A source from within has reported that the most sensitive data was not kept on the targeted systems, which would mean that this data is safe.
A Cybersecurity company called F-Secure has published a research in which they say that the attack might have been a result of a spear-phishing campaign. This is done by carefully targeting people within certain companies, and sending them emails with rogue links. The goal here is to trick the targets and make them click on the links, or hand over their usernames and passwords. This is often done by creating fake websites that are designed to look like legitimate Foreign Office site, and after an employee would try to log in, the hackers would see their information, and use it for their own gain.
Not even F-Secure knows whether the attack was successful, but they claim that the hacker group responsible for the attack is called Callisto Group.
UK’s National Cyber Security Centre did not confirm this information, instead, they only stated that their duty is to safeguard the nation and that they’re delivering innovations which will make the UK the “toughest online target in the world”.
F-Secure claims that Callisto Group was responsible for many different attacks in the last two years and that most of their targets were in South Caucasus and Eastern Europe, but also with the UK and Ukraine.

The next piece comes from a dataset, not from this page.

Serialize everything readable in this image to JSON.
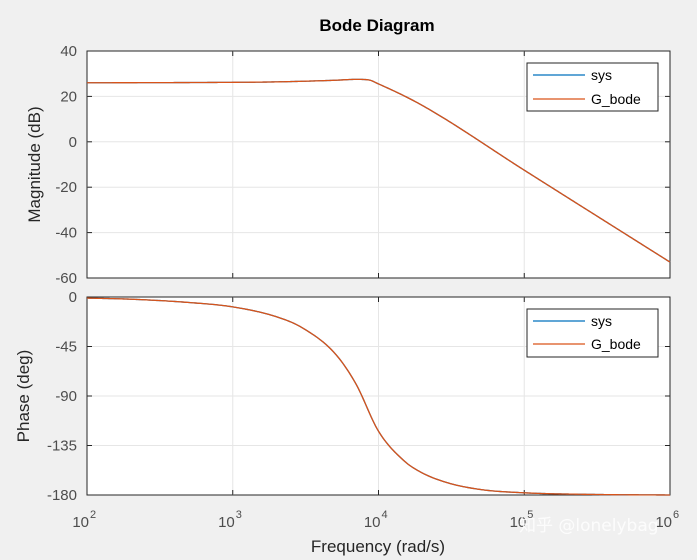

The tools used in the attack were created by the Italian company called Hacking Team. The tools were exposed during a cyber attack that was exposed in 2015, and the F-Secure used this incident to remind the governments that the tools that they want to be created might some day end up in the wrong hands.
Hacking Team is not suspected of being involved in these attacks.
So far, we have no reports of any evidence that might identify the origin of the attack, however, it’s discovered that two of the phishing domains that were used by hackers were previously linked to a certain IP address, that was mentioned in a US government report into Grizzly Steppe.
This is the name given by the US to Russian efforts to try and influence the US election. This might mean a lot of things, but cyber security experts believe that it might be a coincidence since 300 other domains were also linked to that IP address.
Similarities were discovered between Callisto Group’s hacking style and a Russia-linked group APT28, however, it’s still strongly believed that these were two separate groups and that Callisto Group seemed less technically capable than the other one.